Bubs doesn’t talk much. A few mushy syllables and toddler-coded mumbles. When it comes to music? Man’s got a voice, a vibe. He calls the speaker baby… As in, grabs the speaker with both hands, presses it to his cheek, and sings to it- Or possibly with it… its unclear. “BABY!!”

He’s about to drop the hottest album of the year and…possibly join a cult. It’s not just music. It’s prophecy. He marches it over to me like it’s a hostage negotiation. No words, no mercy, just the full force of a 20 ish pound toddler radiating urgent sonic demand.

Toddlers don’t just listen to music, they become it. They don’t dance to impress or follow the beat. They dance because their body physically cannot NOT move. It's instinct. It's possession. It's joy as a reflex. And when you stop trying to direct it and just join them? That’s not just playtime… that’s alchemy.

“Ah ah. Ah ah. AH AH.”

It’s not a tantrum. It’s a summons. He wants his song. Not just any version of Shake It Off-THE version. The “Sing” soundtrack version. The cinematic, bass-heavy, ass-shaking remix that hits so hard your ancestors feel it. And honestly? He’s right. Taylor could never. The moment the track starts, his soul ejects. He leaves the chat. He becomes vibes incarnate. Head bangs like a baby who’s seen war. Legs flail like a ragdoll in a hurricane. Arms spin like he’s trying to summon a weather system. Eyes? Glazed over with pure, unfiltered serotonin. It’s like watching a tiny demon get exorcised through the power of sick beats.

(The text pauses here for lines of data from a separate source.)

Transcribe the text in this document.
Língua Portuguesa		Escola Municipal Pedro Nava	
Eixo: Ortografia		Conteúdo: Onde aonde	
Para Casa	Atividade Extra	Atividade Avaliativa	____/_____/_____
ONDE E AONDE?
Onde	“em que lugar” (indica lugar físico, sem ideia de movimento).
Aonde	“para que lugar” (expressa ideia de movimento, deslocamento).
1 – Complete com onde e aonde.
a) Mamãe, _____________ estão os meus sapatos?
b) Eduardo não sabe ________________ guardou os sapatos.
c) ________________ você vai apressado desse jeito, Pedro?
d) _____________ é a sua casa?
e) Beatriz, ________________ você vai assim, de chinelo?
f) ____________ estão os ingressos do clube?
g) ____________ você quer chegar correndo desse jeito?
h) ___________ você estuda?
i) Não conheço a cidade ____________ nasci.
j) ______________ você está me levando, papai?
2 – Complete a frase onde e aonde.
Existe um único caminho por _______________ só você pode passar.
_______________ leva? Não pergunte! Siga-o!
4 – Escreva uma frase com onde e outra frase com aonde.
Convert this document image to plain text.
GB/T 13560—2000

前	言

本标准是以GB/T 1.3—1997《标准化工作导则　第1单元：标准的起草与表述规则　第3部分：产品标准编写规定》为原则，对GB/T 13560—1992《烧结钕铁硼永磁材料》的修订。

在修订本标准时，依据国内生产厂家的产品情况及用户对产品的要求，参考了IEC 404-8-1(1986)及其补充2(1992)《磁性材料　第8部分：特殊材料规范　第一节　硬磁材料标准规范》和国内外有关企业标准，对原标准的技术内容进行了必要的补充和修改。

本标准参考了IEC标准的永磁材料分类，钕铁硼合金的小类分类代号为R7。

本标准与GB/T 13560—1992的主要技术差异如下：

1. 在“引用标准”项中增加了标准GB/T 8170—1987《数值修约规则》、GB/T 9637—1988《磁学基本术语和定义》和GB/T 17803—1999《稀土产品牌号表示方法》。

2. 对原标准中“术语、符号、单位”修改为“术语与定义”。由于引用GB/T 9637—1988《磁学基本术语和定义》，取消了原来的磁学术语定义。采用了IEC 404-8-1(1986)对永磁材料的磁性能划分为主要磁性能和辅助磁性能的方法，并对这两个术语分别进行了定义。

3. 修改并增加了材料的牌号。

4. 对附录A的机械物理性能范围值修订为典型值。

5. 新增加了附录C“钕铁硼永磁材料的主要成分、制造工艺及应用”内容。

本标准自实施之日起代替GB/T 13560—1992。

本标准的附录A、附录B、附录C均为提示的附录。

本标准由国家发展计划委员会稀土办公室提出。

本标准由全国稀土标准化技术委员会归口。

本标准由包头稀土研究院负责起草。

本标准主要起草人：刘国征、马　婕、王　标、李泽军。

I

And then? We enter phase two: "Tarrrr." Which means Sky Full of Stars. Again, from Sing, because the original apparently doesn’t hit hard enough for his celestial rage. During the drum solo, he goes absolutely feral. He starts smacking his belly, the couch, the wall, my face. Anything’s a drum if you believe in yourself.

And now? We’ve reached the Dance Mode Era. The original Bluey version is his jam. The second they scream “Dance mode!” he screams “Moe mooooe!” My tiny EDM master being summoned through a portal made of bass and unfiltered joy. No time for correct syllables. No time for breath. He drops that baby booty LOW. Then he bends forward, hands on the floor, diapered ass in the air, and starts shaking it!

I live for it. These baby dance parties are full of questionable dance moves. Sis jumps in too. Spinning and twirling, practicing her dance class moves with grace and focus. She prefers the Dance Mode Trap Remix, and honestly? So do I. It goes way too hard for a children’s jam. Some of the most violent baby beat drops I’ve ever survived.

She’s got the poise. He’s got the shake. I’m just trying to keep my drink from spilling while DJing with one hand and blocking a flying baby foot with the other. This? This is our religion. And the gospel? Is bass.